Workshop V Part A: Exercises in profile HMM methods

1. Practical use of a profile HMM software package

(To do these exercises, you must logon to the cerebus Unix server using an Xterm:
On the PCs:On the Macs:
double click the "SSH Secure Shell Client" icon found on the lower left of your desktop;
  • click "Quick Connect" in the upper left corner
  • hostname: cerebus.cshl.org
  • user: courseXX
  • password: [ask us]
using "Terminal" (the black screen icon right of Netscape in the dock):
  • slogin cerebus.cshl.org
  • password: [ask us]
In both cases the login is "courseXX" and the password is "[ask us]". You should now get a new window with a UNIX command line prompt. Try typing a few simple UNIX commands such as pwd or hostname or more /ecg/slib/pir1.

HMMER 2 is installed in your path, in /ecg/bin. The files mentioned in the tutorial are in /ecg/data/hmmer/demos/. Copy any/all of these files to your home directory.
cp /ecg/data/hmmer/demos/globins* . (<<-- the "." is important)

I. Core functionality

  1. Use the program hmmbuild to build an HMM from an alignment (for example, the alignment globins50.msf in demos/).
    hmmbuild globins.hmm globins50.msf

  2. Search the /ecg/slib/blast/wormpep.lseg and/or /ecg/slib/pir1 database with your globin hmm:
    hmmsearch globins.hmm /ecg/slib/pir1 > glob_src1.pir_out
    Check to see how many globins the hmm can find in pir1. (View the file by typing:
    more glob_src1.pir_out
    Then do a search against the C. elegans wormpep database:
    hmmsearch globins.hmm /ecg/slib/wormpep20 > glob_src1.worm_out
    Look at the E() values for the high scoring worm globins and non-globins.

  3. Use the program hmmcalibrate to determine some statistics for your new HMM, so that HMMER can estimate E-values fairly accurately in any subsequent searches you do with the HMM.
    hmmcalibrate globins.hmm

  4. Do the wormpep search again with the calibrated globin.hmm for new globins.
    hmmsearch globins.hmm /ecg/slib/wormpep20 > glob_src2.worm_out

    Can the C. elegans globins (worm_glob.html)found by hmmsearch be identified by single sequence search (blast, PSI-blast, fasta, ssearch) ? What is the higest scoring unrelated sequences? Is the worm globin WO1C9.5 found with the globin HMM?

  5. Use the program hmmalign to align a large set of globins (globins630.fa) using the model you've built from the smaller set of 50.

  6. Use the program hmmsearch to search the start with some known globins (demos/globins630.fa), then maybe "parse" a multidomain globin (Artemia globin is in demos/Artemia.fa)
    hmmsearch globins.hmm globins630.fa > globins630.out
    pg globins630.out

II. Comparison of HMM searching with other approaches

We will do the example described by Sean Eddy in the handout entitled "Multiple alignment and multiple sequence based searches".

  1. Use the FASTA search page and/or PSI-BLAST to compare sra 4_caeel (gi 1176649) to the SwissProt database.

  2. Using PSI-Blast, identify the protein family.
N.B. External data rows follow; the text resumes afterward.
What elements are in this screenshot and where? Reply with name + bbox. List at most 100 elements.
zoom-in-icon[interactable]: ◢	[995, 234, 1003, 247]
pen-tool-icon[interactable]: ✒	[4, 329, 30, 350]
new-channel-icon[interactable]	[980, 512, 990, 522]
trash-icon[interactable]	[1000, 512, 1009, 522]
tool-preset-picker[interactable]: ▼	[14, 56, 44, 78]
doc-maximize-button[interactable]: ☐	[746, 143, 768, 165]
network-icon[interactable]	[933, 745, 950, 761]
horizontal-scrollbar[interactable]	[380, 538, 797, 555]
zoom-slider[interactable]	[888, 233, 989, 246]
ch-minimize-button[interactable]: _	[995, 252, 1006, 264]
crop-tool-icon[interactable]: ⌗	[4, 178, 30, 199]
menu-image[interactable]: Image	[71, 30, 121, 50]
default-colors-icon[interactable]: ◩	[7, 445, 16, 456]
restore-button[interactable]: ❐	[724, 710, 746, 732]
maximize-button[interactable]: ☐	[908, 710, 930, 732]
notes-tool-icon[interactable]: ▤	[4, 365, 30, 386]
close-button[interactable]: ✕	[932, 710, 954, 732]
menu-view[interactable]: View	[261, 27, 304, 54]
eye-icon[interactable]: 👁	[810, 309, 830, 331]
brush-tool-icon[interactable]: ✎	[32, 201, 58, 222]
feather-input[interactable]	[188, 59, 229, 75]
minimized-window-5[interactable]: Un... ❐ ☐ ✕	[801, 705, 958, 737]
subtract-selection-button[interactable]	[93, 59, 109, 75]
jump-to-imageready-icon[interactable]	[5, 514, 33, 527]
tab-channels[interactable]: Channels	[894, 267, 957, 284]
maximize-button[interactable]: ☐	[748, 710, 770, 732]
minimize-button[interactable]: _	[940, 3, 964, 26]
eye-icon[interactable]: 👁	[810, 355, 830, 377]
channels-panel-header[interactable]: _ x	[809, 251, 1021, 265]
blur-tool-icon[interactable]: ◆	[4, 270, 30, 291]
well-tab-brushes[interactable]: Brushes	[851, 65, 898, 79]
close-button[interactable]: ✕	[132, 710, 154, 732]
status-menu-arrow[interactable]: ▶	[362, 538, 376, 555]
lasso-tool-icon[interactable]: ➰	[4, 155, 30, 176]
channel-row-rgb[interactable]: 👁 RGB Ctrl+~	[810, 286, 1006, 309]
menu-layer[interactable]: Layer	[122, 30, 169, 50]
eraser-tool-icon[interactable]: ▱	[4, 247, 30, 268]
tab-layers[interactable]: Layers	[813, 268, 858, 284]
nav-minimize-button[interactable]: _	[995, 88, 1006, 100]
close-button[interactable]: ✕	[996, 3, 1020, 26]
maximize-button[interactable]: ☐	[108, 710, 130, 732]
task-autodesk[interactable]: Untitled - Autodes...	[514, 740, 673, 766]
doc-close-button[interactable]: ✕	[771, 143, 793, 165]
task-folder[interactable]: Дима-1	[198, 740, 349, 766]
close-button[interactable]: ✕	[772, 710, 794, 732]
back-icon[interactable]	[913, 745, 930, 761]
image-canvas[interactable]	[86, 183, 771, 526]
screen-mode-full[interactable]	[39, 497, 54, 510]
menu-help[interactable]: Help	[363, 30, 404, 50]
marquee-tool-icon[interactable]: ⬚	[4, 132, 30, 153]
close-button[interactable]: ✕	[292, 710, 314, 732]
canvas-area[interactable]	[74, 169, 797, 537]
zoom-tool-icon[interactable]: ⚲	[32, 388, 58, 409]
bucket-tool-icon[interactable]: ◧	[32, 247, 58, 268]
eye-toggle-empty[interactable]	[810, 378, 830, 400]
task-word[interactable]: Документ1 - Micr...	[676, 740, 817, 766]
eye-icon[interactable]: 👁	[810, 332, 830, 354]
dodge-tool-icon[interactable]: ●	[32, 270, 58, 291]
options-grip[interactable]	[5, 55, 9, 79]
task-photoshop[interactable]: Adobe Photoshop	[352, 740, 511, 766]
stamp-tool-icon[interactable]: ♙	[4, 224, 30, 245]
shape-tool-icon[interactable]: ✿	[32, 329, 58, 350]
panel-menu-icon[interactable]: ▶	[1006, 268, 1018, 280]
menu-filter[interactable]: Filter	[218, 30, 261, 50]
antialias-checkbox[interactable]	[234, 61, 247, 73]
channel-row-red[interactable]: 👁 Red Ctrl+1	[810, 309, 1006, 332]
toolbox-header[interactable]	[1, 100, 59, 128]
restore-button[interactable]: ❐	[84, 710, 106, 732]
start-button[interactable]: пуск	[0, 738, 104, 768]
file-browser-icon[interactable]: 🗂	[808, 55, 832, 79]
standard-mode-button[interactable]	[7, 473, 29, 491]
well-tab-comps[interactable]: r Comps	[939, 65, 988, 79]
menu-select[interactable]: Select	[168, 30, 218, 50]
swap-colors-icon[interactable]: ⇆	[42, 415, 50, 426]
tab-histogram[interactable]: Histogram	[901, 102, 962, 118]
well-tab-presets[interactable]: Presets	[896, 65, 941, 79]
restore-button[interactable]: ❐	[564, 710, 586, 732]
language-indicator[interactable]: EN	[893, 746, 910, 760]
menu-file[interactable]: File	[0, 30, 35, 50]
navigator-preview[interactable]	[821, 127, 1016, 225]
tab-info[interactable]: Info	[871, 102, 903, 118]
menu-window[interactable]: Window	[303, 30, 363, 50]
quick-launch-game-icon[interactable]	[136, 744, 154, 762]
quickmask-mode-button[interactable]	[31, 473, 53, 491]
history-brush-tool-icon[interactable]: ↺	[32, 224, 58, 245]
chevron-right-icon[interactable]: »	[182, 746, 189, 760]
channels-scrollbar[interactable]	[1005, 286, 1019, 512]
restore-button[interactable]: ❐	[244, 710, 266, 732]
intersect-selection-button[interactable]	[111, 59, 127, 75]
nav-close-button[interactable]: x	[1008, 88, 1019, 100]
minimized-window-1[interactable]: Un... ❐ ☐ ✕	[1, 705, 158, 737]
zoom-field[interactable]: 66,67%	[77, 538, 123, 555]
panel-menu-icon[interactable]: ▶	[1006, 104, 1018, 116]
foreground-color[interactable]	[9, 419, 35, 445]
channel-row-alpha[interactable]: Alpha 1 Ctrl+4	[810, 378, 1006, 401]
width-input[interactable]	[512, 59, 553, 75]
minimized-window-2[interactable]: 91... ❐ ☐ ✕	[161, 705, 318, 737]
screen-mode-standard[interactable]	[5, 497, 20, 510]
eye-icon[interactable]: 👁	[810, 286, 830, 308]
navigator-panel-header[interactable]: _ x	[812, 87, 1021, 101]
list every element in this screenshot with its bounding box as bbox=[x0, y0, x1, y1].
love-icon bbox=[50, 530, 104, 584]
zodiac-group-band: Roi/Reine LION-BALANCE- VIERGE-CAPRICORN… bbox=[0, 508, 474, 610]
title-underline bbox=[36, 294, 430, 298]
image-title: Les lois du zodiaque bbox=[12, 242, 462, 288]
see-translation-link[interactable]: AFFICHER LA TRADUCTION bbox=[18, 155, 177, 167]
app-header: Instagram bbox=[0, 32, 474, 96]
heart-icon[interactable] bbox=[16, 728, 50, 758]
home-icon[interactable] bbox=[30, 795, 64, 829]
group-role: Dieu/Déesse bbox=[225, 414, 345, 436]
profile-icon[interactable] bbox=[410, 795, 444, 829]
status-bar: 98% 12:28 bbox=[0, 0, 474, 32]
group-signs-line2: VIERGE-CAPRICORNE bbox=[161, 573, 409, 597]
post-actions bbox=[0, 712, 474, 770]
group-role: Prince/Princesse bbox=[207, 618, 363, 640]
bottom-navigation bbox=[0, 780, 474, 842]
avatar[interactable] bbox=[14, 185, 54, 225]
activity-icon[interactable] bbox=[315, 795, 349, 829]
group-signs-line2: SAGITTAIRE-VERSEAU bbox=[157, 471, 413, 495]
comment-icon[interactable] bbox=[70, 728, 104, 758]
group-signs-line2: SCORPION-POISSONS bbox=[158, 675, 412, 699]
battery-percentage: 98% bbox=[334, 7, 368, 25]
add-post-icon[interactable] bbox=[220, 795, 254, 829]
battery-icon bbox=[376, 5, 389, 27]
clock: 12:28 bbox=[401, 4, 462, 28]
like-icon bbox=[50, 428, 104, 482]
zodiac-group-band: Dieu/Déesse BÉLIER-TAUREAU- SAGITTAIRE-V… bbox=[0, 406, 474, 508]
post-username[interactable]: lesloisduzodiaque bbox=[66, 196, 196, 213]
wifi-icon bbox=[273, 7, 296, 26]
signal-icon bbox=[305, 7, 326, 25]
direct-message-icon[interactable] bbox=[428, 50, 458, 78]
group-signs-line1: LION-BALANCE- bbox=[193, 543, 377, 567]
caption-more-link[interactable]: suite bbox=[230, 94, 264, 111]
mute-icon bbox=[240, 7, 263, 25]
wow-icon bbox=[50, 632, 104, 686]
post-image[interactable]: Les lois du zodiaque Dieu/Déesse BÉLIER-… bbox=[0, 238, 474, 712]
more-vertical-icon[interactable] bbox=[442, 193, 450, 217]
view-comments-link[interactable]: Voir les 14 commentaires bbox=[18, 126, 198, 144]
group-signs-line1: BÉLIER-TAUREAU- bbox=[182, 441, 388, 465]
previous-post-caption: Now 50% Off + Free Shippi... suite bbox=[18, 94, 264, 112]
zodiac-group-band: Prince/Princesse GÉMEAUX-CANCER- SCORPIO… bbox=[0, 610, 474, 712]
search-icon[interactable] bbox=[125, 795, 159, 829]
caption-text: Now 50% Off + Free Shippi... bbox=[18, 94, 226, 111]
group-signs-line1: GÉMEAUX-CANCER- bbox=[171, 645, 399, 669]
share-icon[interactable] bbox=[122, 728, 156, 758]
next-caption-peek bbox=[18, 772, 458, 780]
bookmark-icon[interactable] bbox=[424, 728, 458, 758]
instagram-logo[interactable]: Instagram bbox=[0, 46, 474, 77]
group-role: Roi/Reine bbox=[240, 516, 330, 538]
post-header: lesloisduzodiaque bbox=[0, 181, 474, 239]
  3. Login to the unix server.

  4. Copy the library of 32 sequences clearly related to sra4_caeel in /ecg/data/eddy/sra.lib to your unix directory:
    cp /ecg/data/eddy/sra.lib sra.lib

  5. Use the clustalw program to align the sra.lib sequences.
    clustalw sra.lib
    (Alternatively, copy the multiple alignment
    cp /ecg/data/eddy/sra.aln sra.aln

  6. Use hmmbuild to build a multiple alignment of the sra.aln alignment.
    hmmbuild sra.hmm sra.aln

  7. Use hmmcalibrate to calibrate the sra.hmm.
    hmmcalibrate sra.hmm
    (This takes a few minutes.)

  8. Use hmmsearch to search SwissProt (this will take a long time - please do it in groups).
    hmmsearch sra.hmm /ecg/slib/swissprot > sra_hmm.results
    (You can then view the results by typing more sra_hmm.results

    Compare a few of your results to what you can find at the PFAM website's SwissPFAM repository.


    You might also try running PSI-BLAST via the CHAPS interface using the sra.lib files for input. Also, compare the form of the PSI-BLAST profile (PSSM) with the HMM model file.